Тем временем в силу вступил побочный эффект порошка, и женщину потянуло на плотские удовольствия, но Трист не спешил воспользоваться ситуацией. В конце концов, он ведь имеет дело с подозреваемой в убийстве двух городских чиновников высочайшего ранга.
Одна из дверей, ведущих на балкон, была приоткрыта. В комнате сильно пахло краской, и Трист подумал, что это сделала Туя, чтобы слегка проветрить. Он шагнул к двери, чтобы отгородиться от вечной зимы. Окружающий мир снаружи сократился до двух световых точек.
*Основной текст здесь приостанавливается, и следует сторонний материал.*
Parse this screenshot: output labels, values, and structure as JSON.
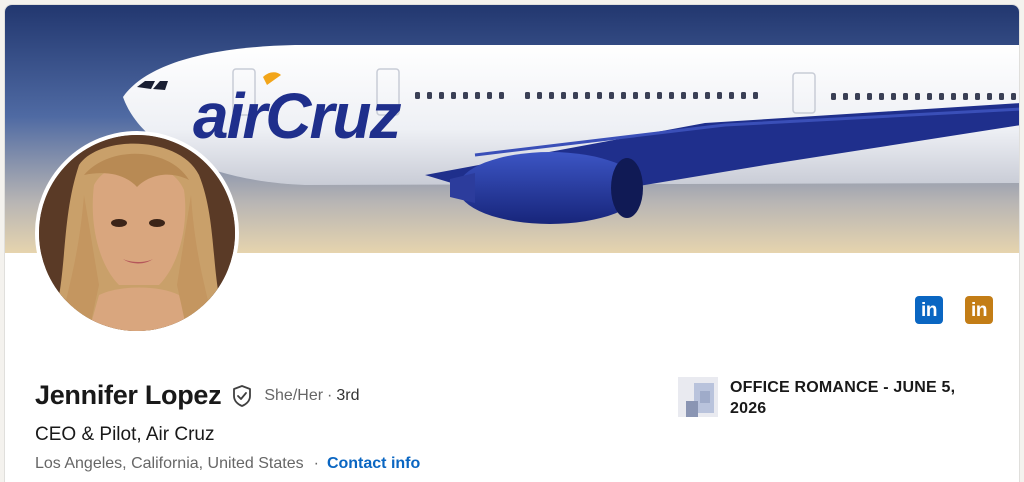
{
  "banner": {
    "airline_logo_text": "airCruz",
    "sky_color_top": "#25407a",
    "sky_color_bottom": "#e8d9b8",
    "fuselage_color": "#f4f5f8",
    "brand_color": "#1f2f8c",
    "accent_color": "#f2a51a"
  },
  "profile": {
    "name": "Jennifer Lopez",
    "pronouns": "She/Her",
    "degree_separator": "·",
    "degree": "3rd",
    "headline": "CEO & Pilot, Air Cruz",
    "location": "Los Angeles, California, United States",
    "location_separator": "·",
    "contact_link": "Contact info"
  },
  "badges": [
    {
      "icon": "linkedin-icon",
      "text": "in",
      "color": "#0a66c2"
    },
    {
      "icon": "linkedin-premium-icon",
      "text": "in",
      "color": "#c37d16"
    }
  ],
  "company": {
    "name": "OFFICE ROMANCE - JUNE 5, 2026"
  },
  "colors": {
    "link": "#0a66c2",
    "text_primary": "#191919",
    "text_secondary": "#666666"
  }
}
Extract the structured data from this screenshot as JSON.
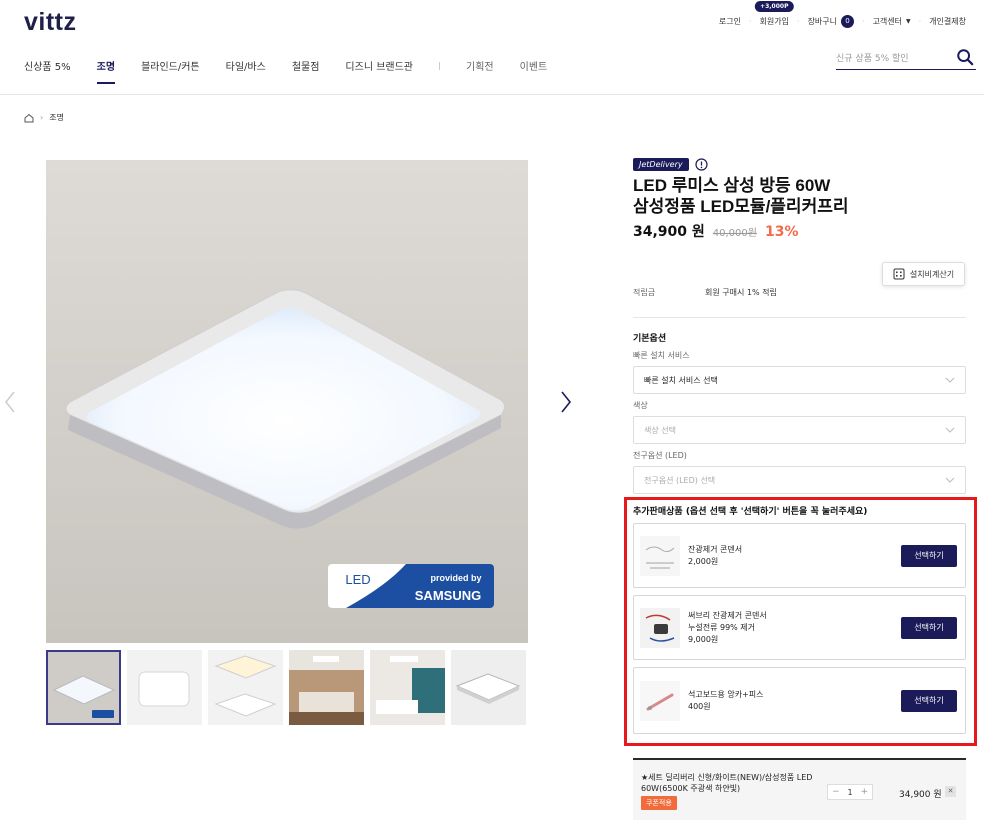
{
  "header": {
    "logo": "vittz",
    "util": {
      "login": "로그인",
      "signup": "회원가입",
      "signup_badge": "+3,000P",
      "cart": "장바구니",
      "cart_count": "0",
      "customer_center": "고객센터",
      "personal_order": "개인결제창"
    },
    "nav": [
      "신상품 5%",
      "조명",
      "블라인드/커튼",
      "타일/바스",
      "철물점",
      "디즈니 브랜드관"
    ],
    "nav_sub": [
      "기획전",
      "이벤트"
    ],
    "search_placeholder": "신규 상품 5% 할인"
  },
  "breadcrumb": {
    "current": "조명"
  },
  "gallery": {
    "led_logo_text": "LED",
    "provided_by": "provided by",
    "brand": "SAMSUNG"
  },
  "product": {
    "badge": "JetDelivery",
    "title_line1": "LED 루미스 삼성 방등 60W",
    "title_line2": "삼성정품 LED모듈/플리커프리",
    "price": "34,900 원",
    "original_price": "40,000원",
    "discount": "13%",
    "calc_button": "설치비계산기",
    "points_label": "적립금",
    "points_value": "회원 구매시 1% 적립"
  },
  "options": {
    "title": "기본옵션",
    "groups": [
      {
        "label": "빠른 설치 서비스",
        "value": "빠른 설치 서비스 선택"
      },
      {
        "label": "색상",
        "value": "색상 선택"
      },
      {
        "label": "전구옵션 (LED)",
        "value": "전구옵션 (LED) 선택"
      }
    ]
  },
  "addons": {
    "title": "추가판매상품 (옵션 선택 후 '선택하기' 버튼을 꼭 눌러주세요)",
    "items": [
      {
        "name": "잔광제거 콘덴서",
        "desc": "",
        "price": "2,000원",
        "button": "선택하기"
      },
      {
        "name": "써브리 잔광제거 콘덴서",
        "desc": "누설전류 99% 제거",
        "price": "9,000원",
        "button": "선택하기"
      },
      {
        "name": "석고보드용 앙카+피스",
        "desc": "",
        "price": "400원",
        "button": "선택하기"
      }
    ]
  },
  "selected": {
    "name": "★세트 딜리버리 신형/화이트(NEW)/삼성정품 LED 60W(6500K 주광색 하얀빛)",
    "coupon": "쿠폰적용",
    "qty": "1",
    "minus": "−",
    "plus": "+",
    "price": "34,900 원",
    "close": "✕"
  },
  "colors": {
    "brand_navy": "#1b1b5a",
    "discount": "#f26b4a",
    "highlight_box": "#e8191a"
  }
}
Все были там, где им положено: в постели, в тепле. Вдруг с улицы донеслась чья-то болтовня, два клинка звякнули друг о друга, вспыхнул смех. Наверное, два юнца пробуют себя в искусстве владения мечом.
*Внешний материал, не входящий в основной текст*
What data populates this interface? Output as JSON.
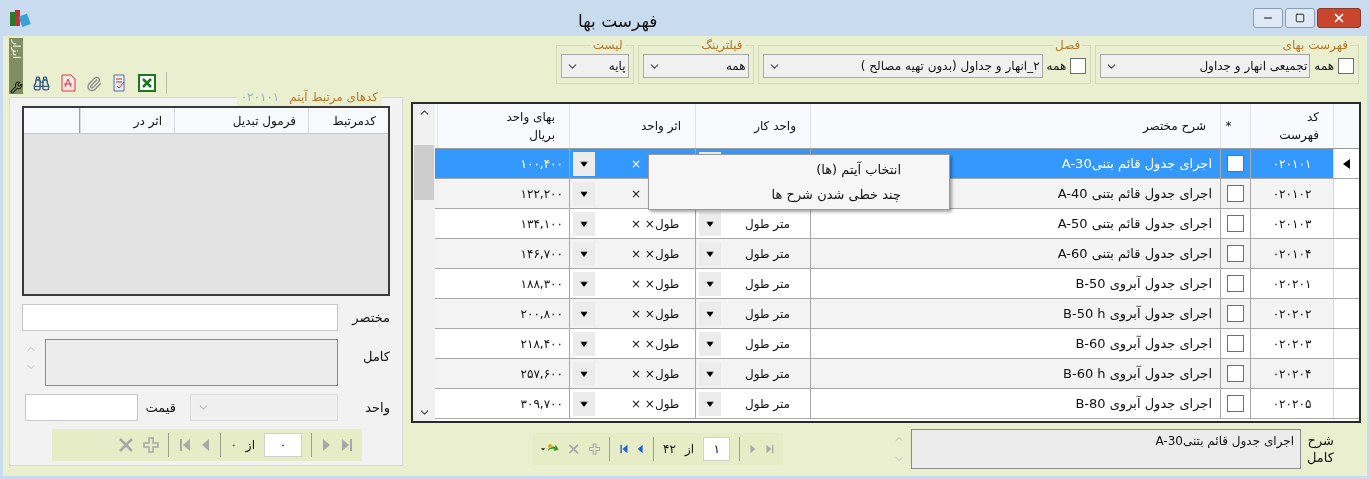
{
  "window": {
    "title": "فهرست بها"
  },
  "toolbar": {
    "label": "ابزار"
  },
  "filters": [
    {
      "label": "فهرست بهای",
      "all_label": "همه",
      "all_checked": false,
      "value": "تجمیعی انهار و جداول"
    },
    {
      "label": "فصل",
      "all_label": "همه",
      "all_checked": false,
      "value": "۲_انهار و جداول (بدون تهیه مصالح  )"
    },
    {
      "label": "فیلترینگ",
      "value": "همه"
    },
    {
      "label": "لیست",
      "value": "پایه"
    }
  ],
  "related": {
    "title": "کدهای مرتبط آیتم",
    "code": "۰۲۰۱۰۱",
    "columns": [
      "کدمرتبط",
      "فرمول تبدیل",
      "اثر در"
    ],
    "fields": {
      "short_label": "مختصر",
      "full_label": "کامل",
      "unit_label": "واحد",
      "price_label": "قیمت"
    },
    "nav": {
      "items": [
        {
          "kind": "last",
          "disabled": true
        },
        {
          "kind": "next",
          "disabled": true
        },
        {
          "kind": "position",
          "text": "۰"
        },
        {
          "kind": "of",
          "text": "از"
        },
        {
          "kind": "total",
          "text": "۰"
        },
        {
          "kind": "prev",
          "disabled": true
        },
        {
          "kind": "first",
          "disabled": true
        },
        {
          "kind": "add",
          "disabled": true
        },
        {
          "kind": "delete",
          "disabled": true
        }
      ]
    }
  },
  "table": {
    "columns": [
      "کد\nفهرست",
      "*",
      "شرح مختصر",
      "واحد کار",
      "اثر واحد",
      "بهای واحد\nبریال"
    ],
    "rows": [
      {
        "code": "۰۲۰۱۰۱",
        "checked": false,
        "description": "اجرای جدول قائم بتنیA-30",
        "effect": "×",
        "price": "۱۰۰,۴۰۰",
        "selected": true
      },
      {
        "code": "۰۲۰۱۰۲",
        "checked": false,
        "description": "اجرای جدول قائم بتنی A-40",
        "effect": "×",
        "price": "۱۲۲,۲۰۰",
        "selected": false
      },
      {
        "code": "۰۲۰۱۰۳",
        "checked": false,
        "description": "اجرای جدول قائم بتنی A-50",
        "unit": "متر طول",
        "effect": "طول× ×",
        "price": "۱۳۴,۱۰۰",
        "selected": false
      },
      {
        "code": "۰۲۰۱۰۴",
        "checked": false,
        "description": "اجرای جدول قائم بتنی A-60",
        "unit": "متر طول",
        "effect": "طول× ×",
        "price": "۱۴۶,۷۰۰",
        "selected": false
      },
      {
        "code": "۰۲۰۲۰۱",
        "checked": false,
        "description": "اجرای جدول آبروی B-50",
        "unit": "متر طول",
        "effect": "طول× ×",
        "price": "۱۸۸,۳۰۰",
        "selected": false
      },
      {
        "code": "۰۲۰۲۰۲",
        "checked": false,
        "description": "اجرای جدول آبروی B-50 h",
        "unit": "متر طول",
        "effect": "طول× ×",
        "price": "۲۰۰,۸۰۰",
        "selected": false
      },
      {
        "code": "۰۲۰۲۰۳",
        "checked": false,
        "description": "اجرای جدول آبروی B-60",
        "unit": "متر طول",
        "effect": "طول× ×",
        "price": "۲۱۸,۴۰۰",
        "selected": false
      },
      {
        "code": "۰۲۰۲۰۴",
        "checked": false,
        "description": "اجرای جدول آبروی B-60 h",
        "unit": "متر طول",
        "effect": "طول× ×",
        "price": "۲۵۷,۶۰۰",
        "selected": false
      },
      {
        "code": "۰۲۰۲۰۵",
        "checked": false,
        "description": "اجرای جدول آبروی B-80",
        "unit": "متر طول",
        "effect": "طول× ×",
        "price": "۳۰۹,۷۰۰",
        "selected": false
      }
    ]
  },
  "context_menu": {
    "items": [
      "انتخاب آیتم (ها)",
      "چند خطی شدن شرح ها"
    ]
  },
  "nav": {
    "items": [
      {
        "kind": "last",
        "disabled": true
      },
      {
        "kind": "next",
        "disabled": true
      },
      {
        "kind": "position",
        "text": "۱"
      },
      {
        "kind": "of",
        "text": "از"
      },
      {
        "kind": "total",
        "text": "۴۲"
      },
      {
        "kind": "prev",
        "disabled": false
      },
      {
        "kind": "first",
        "disabled": false
      },
      {
        "kind": "add",
        "disabled": true
      },
      {
        "kind": "delete",
        "disabled": true
      },
      {
        "kind": "refresh",
        "disabled": false
      }
    ]
  },
  "full_description": {
    "label": "شرح\nکامل",
    "value": "اجرای جدول قائم بتنیA-30"
  }
}
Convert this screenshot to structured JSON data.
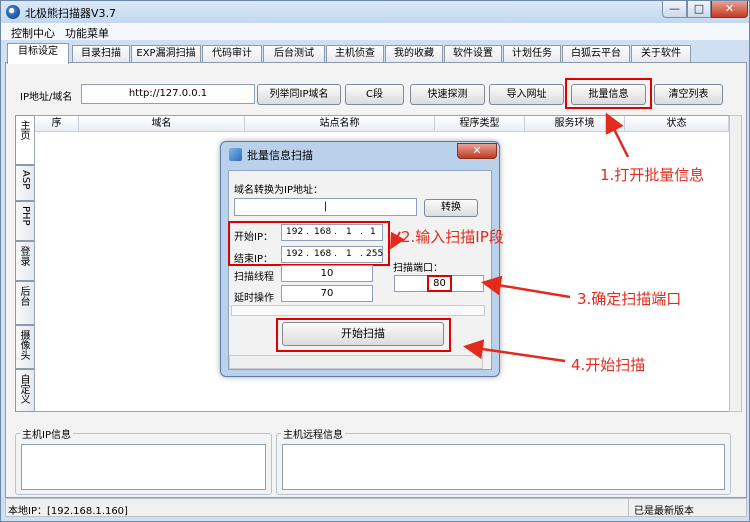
{
  "window": {
    "title": "北极熊扫描器V3.7",
    "minimize": "—",
    "maximize": "□",
    "close": "✕"
  },
  "menu": [
    "控制中心",
    "功能菜单"
  ],
  "tabs": [
    "目标设定",
    "目录扫描",
    "EXP漏洞扫描",
    "代码审计",
    "后台测试",
    "主机侦查",
    "我的收藏",
    "软件设置",
    "计划任务",
    "白狐云平台",
    "关于软件"
  ],
  "toolbar": {
    "ip_label": "IP地址/域名",
    "ip_value": "http://127.0.0.1",
    "buttons": [
      "列举同IP域名",
      "C段",
      "快速探测",
      "导入网址",
      "批量信息",
      "清空列表"
    ]
  },
  "table": {
    "columns": [
      "序",
      "域名",
      "站点名称",
      "程序类型",
      "服务环境",
      "状态"
    ]
  },
  "side_tabs": [
    "主页",
    "ASP",
    "PHP",
    "登录",
    "后台",
    "摄像头",
    "自定义"
  ],
  "bottom": {
    "host_ip_info": "主机IP信息",
    "host_remote_info": "主机远程信息"
  },
  "status": {
    "local_ip": "本地IP：[192.168.1.160]",
    "version": "已是最新版本"
  },
  "dialog": {
    "title": "批量信息扫描",
    "close": "✕",
    "domain_label": "域名转换为IP地址：",
    "domain_value": "|",
    "convert_button": "转换",
    "start_ip_label": "开始IP：",
    "start_ip": [
      "192",
      "168",
      "1",
      "1"
    ],
    "end_ip_label": "结束IP：",
    "end_ip": [
      "192",
      "168",
      "1",
      "255"
    ],
    "threads_label": "扫描线程",
    "threads_value": "10",
    "delay_label": "延时操作",
    "delay_value": "70",
    "port_label": "扫描端口：",
    "port_value": "80",
    "start_button": "开始扫描"
  },
  "annotations": [
    "1.打开批量信息",
    "2.输入扫描IP段",
    "3.确定扫描端口",
    "4.开始扫描"
  ],
  "colors": {
    "annotation": "#e42a1c",
    "highlight_box": "#e10000"
  }
}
Туя повалилась на кровать, сжимая голову руками. Взглянув несколько раз на Триста, она начала освобождаться от одежд. Пока она была занята, он решил пройтись по комнате и осмотреться, вдруг удастся найти что-нибудь самому. Не зная, с чего начать, он направился к холстам, составленным в углу и накрытым тряпкой. Что ж, в конце концов, единственным ключом, обнаруженным Джеридом, была краска.
Кроме больших холстов, поставленных на пол, там было еще несколько на мольбертах и около дюжины поменьше сбоку. Все их покрывал большой кусок плотной материи, и, приподняв ее край, он увидел изображение животного, которое не смог опознать. Что бы это ни было, лап у него явно было многовато. Весь его облик наводил на мысль о чем-то примитивном, а еще он почему-то вселял явное беспокойство.
– Ты… ты не хотел бы остаться на ночь? – дрожащим голосом начала Туя.
Закрыв глаза, она лежала на половине большой кровати, из одежды на ней был только корсет. Трист ясно видел уродливый шрам на ее щеке. Проигнорировав ее, он продолжал изучение картин.